Вот мы читаем, что «правая рука Мононотно встала на локоток и вытянулась вверх, непреклонная, как перпендикуляр…». И мы ощущаем настороженную тишину, воцарившуюся среди трех десятков мальчишек, когда хрупкая на вид девочка одна вступает в борьбу с трусливой и злобной «Камчаткой».

Потом вы прочтете об одиноком орле, потерявшем свою подругу во время песчаной бури и скитающемся в небе над почти безжизненной землей. Вы прочтете о том, как «тупая боль все гуще наливала плечи», и о том, как «другая боль родилась, окрепла и пересилила ту, первую». Тут уж автор заставляет вас быть не только свидетелем происходящих событий, он заставляет вас мысленно превратиться в орла, почувствовать его усталость, его муки голода.

В следующем рассказе вы уже будете сопереживать не орлу, а парнишке, поступившему работать на фабрику, а еще в одном рассказе вы познакомитесь с городским мальчиком, который под руководством смешной и обаятельной Альки открывает новый для себя мир деревни со свойственными ей радостями и заботами.

Юрий Сотник

Мононотно

Я не помню ее имени и фамилии, не помню точно и день, когда она вошла в наш класс вслед за директором школы.

Это было время, когда любой мужчина в военной форме был для нас, мальчишек, героем, когда в нашем городке было две женских школы и две мужских, когда много было неполных семей из двух человек, таких, как моя. А еще это было время еле одолеваемой нужды, перелицованной одежды, тайных слез по ночам и подмороженной, сладкой картошки…

Я сидел на передней парте, слева от стола учителя, один, потому что в классе нас было двадцать семь человек и мне не нашлось пары. Леньке Солодову предлагали сесть со мной, но он только заулыбался и предпочел «Камчатку», подальше от учителей.
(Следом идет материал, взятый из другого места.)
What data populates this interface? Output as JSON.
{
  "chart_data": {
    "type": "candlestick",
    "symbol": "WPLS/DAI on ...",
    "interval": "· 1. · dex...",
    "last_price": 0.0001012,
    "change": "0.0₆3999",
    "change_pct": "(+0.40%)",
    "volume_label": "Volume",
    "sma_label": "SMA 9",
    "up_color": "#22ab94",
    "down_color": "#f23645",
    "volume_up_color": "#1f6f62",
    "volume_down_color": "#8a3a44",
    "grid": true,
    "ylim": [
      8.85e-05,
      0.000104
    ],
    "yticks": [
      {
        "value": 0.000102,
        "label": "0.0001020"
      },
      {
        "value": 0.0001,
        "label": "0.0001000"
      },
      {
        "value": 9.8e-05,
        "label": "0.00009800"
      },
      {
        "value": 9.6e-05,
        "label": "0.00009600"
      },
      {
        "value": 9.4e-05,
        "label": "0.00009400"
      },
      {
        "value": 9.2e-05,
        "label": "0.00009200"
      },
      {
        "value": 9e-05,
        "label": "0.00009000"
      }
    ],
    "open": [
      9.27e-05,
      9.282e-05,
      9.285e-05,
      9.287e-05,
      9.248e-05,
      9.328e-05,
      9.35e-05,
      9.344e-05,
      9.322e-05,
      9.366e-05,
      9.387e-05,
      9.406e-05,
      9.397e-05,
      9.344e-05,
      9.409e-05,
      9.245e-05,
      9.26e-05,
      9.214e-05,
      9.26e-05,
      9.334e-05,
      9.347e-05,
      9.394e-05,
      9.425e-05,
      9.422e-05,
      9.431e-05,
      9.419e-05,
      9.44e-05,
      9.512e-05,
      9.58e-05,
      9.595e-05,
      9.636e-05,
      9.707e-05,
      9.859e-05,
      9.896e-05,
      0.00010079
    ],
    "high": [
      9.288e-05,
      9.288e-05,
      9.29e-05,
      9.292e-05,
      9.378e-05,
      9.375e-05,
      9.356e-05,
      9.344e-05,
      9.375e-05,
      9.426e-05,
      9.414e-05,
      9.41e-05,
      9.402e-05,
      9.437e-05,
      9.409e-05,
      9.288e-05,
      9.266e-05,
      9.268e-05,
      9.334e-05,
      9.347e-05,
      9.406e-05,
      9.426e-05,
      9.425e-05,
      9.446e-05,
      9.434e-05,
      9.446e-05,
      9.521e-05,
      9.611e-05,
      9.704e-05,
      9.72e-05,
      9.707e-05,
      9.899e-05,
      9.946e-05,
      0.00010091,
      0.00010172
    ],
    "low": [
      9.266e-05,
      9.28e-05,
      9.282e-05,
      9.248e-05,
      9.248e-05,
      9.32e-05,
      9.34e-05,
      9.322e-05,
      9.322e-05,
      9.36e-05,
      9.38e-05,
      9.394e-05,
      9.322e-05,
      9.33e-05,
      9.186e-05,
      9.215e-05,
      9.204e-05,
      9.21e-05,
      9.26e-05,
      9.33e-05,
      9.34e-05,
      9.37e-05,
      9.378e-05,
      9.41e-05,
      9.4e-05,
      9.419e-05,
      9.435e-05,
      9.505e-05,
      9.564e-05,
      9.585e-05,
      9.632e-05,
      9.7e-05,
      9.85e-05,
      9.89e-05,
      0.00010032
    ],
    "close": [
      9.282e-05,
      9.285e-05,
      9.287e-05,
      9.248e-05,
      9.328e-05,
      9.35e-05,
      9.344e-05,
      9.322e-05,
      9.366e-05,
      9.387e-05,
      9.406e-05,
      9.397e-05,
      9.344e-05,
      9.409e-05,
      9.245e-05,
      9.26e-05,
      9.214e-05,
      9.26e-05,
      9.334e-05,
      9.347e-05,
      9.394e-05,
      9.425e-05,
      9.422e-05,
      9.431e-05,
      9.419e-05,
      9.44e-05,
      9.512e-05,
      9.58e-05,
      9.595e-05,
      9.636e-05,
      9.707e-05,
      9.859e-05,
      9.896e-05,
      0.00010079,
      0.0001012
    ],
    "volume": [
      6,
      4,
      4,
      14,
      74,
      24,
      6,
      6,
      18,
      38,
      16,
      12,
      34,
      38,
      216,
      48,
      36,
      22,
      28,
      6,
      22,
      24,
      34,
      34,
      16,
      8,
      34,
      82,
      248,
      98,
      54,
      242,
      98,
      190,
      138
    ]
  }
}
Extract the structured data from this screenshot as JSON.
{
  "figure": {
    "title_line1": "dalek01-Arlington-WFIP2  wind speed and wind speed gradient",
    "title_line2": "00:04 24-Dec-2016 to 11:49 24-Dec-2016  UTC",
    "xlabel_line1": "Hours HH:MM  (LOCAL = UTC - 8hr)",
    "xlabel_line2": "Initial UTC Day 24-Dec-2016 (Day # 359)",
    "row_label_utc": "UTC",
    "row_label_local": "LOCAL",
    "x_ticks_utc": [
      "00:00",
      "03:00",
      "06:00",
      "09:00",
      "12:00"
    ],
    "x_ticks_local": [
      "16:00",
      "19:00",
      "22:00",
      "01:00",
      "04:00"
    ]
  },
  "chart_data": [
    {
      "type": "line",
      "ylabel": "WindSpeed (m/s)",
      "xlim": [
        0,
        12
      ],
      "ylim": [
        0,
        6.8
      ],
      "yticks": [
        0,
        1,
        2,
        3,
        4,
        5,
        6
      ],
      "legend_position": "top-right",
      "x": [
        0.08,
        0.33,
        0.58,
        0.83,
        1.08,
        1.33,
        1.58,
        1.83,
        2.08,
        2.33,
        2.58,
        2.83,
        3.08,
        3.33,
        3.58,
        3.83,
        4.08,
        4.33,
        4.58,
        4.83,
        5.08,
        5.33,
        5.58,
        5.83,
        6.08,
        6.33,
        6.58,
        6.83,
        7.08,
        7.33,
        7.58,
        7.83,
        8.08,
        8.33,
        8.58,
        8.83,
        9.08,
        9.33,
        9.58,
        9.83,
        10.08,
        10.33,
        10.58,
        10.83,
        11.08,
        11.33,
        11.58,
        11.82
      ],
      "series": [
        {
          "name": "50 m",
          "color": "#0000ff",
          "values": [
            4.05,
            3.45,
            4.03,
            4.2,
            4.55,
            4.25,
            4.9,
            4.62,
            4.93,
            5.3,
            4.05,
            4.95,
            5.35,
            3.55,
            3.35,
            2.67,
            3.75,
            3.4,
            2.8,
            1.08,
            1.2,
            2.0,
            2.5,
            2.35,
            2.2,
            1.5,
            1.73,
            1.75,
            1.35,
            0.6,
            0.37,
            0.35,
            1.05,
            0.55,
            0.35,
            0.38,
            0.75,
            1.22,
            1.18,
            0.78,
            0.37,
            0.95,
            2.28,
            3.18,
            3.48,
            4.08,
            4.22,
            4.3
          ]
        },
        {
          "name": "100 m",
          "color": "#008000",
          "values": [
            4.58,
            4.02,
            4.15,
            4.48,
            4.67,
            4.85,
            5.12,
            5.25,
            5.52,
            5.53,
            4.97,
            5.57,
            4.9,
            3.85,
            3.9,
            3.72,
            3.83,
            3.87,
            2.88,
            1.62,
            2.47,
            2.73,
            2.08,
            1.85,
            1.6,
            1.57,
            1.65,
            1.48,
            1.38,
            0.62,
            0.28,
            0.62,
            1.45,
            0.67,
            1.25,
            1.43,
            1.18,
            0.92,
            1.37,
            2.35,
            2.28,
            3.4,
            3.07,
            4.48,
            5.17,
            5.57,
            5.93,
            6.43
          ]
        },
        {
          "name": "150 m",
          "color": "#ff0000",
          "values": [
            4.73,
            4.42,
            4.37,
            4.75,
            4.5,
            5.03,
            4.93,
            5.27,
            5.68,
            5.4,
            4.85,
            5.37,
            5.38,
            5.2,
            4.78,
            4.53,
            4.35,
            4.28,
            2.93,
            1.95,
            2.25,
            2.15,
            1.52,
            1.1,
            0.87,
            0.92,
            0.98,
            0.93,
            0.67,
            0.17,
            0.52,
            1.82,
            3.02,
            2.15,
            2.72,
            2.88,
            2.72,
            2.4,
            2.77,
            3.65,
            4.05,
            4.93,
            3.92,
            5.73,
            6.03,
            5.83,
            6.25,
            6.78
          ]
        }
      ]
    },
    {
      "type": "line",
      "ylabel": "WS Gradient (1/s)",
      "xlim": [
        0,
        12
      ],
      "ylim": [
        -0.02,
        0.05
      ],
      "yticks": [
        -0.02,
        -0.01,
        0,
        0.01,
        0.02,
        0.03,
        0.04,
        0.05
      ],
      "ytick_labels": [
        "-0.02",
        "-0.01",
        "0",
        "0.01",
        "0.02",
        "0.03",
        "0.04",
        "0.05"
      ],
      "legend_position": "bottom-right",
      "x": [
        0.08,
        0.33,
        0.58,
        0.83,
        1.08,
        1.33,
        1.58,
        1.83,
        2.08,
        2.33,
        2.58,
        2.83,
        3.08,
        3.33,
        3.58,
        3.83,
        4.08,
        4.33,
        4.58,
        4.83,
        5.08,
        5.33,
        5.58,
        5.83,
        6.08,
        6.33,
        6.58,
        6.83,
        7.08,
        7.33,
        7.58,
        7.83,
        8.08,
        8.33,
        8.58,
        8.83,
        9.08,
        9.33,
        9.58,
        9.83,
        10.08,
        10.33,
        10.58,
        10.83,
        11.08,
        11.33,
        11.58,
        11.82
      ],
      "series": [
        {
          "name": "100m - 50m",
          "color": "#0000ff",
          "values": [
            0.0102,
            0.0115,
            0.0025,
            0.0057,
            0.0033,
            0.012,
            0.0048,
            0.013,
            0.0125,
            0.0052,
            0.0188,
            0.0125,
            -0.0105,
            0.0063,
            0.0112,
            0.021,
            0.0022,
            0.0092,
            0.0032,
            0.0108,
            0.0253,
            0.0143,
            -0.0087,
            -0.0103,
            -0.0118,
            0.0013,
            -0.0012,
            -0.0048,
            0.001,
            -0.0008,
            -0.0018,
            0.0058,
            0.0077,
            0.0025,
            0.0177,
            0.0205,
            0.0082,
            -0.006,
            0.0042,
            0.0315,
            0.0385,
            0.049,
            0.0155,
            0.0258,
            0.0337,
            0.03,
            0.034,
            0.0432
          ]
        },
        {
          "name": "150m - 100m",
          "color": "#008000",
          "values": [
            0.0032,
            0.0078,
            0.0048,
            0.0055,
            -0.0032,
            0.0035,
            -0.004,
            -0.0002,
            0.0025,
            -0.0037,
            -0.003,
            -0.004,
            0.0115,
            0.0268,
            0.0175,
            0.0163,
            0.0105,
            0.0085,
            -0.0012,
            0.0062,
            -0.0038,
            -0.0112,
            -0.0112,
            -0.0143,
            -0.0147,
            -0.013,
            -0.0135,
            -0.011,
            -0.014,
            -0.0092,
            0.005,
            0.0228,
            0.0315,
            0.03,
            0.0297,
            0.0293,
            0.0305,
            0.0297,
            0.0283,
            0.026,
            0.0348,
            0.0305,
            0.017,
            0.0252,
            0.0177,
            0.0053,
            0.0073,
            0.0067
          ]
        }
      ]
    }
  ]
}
На уроках алгебры и геометрии близко возле меня стоял, заложив руки за спину, или ходил, скрипя большими ботинками, учитель математики Крылов — крупный, широколицый, белобрысый человек в серо-стальной паре и украинской рубашке с вышивкой. Я не любил ни алгебры, ни геометрии. Я не понимал буквенных беспредметных обозначений, которые надо было зачем-то уравнивать, множить, складывать, умозрительных углов, пересекающихся, касательных линий и перпендикуляров, что возникали из ничего на черной бугристой классной доске, смахивались мокрой тряпкой и вновь прочерчивались крошащимся мелком. До меня никак не доходил смысл этих АВ, прямых АС, углов A1, А2, АЗ. Я еле-еле, с великими усилиями тянул эти предметы на тройку, а сам-то чувствовал, что и на тройку их не знаю и что успехи и любовь моя к математике позади, в тех школьных годах, когда за цифрами на доске мне ясно виделись машины и пешеходы на дорогах, резервуары, наполняющиеся водой, мешки с мукой, что нагружали и сгружали, поезда — весь узнаваемый, предметный, интересный мир арифметики в четвертом классе.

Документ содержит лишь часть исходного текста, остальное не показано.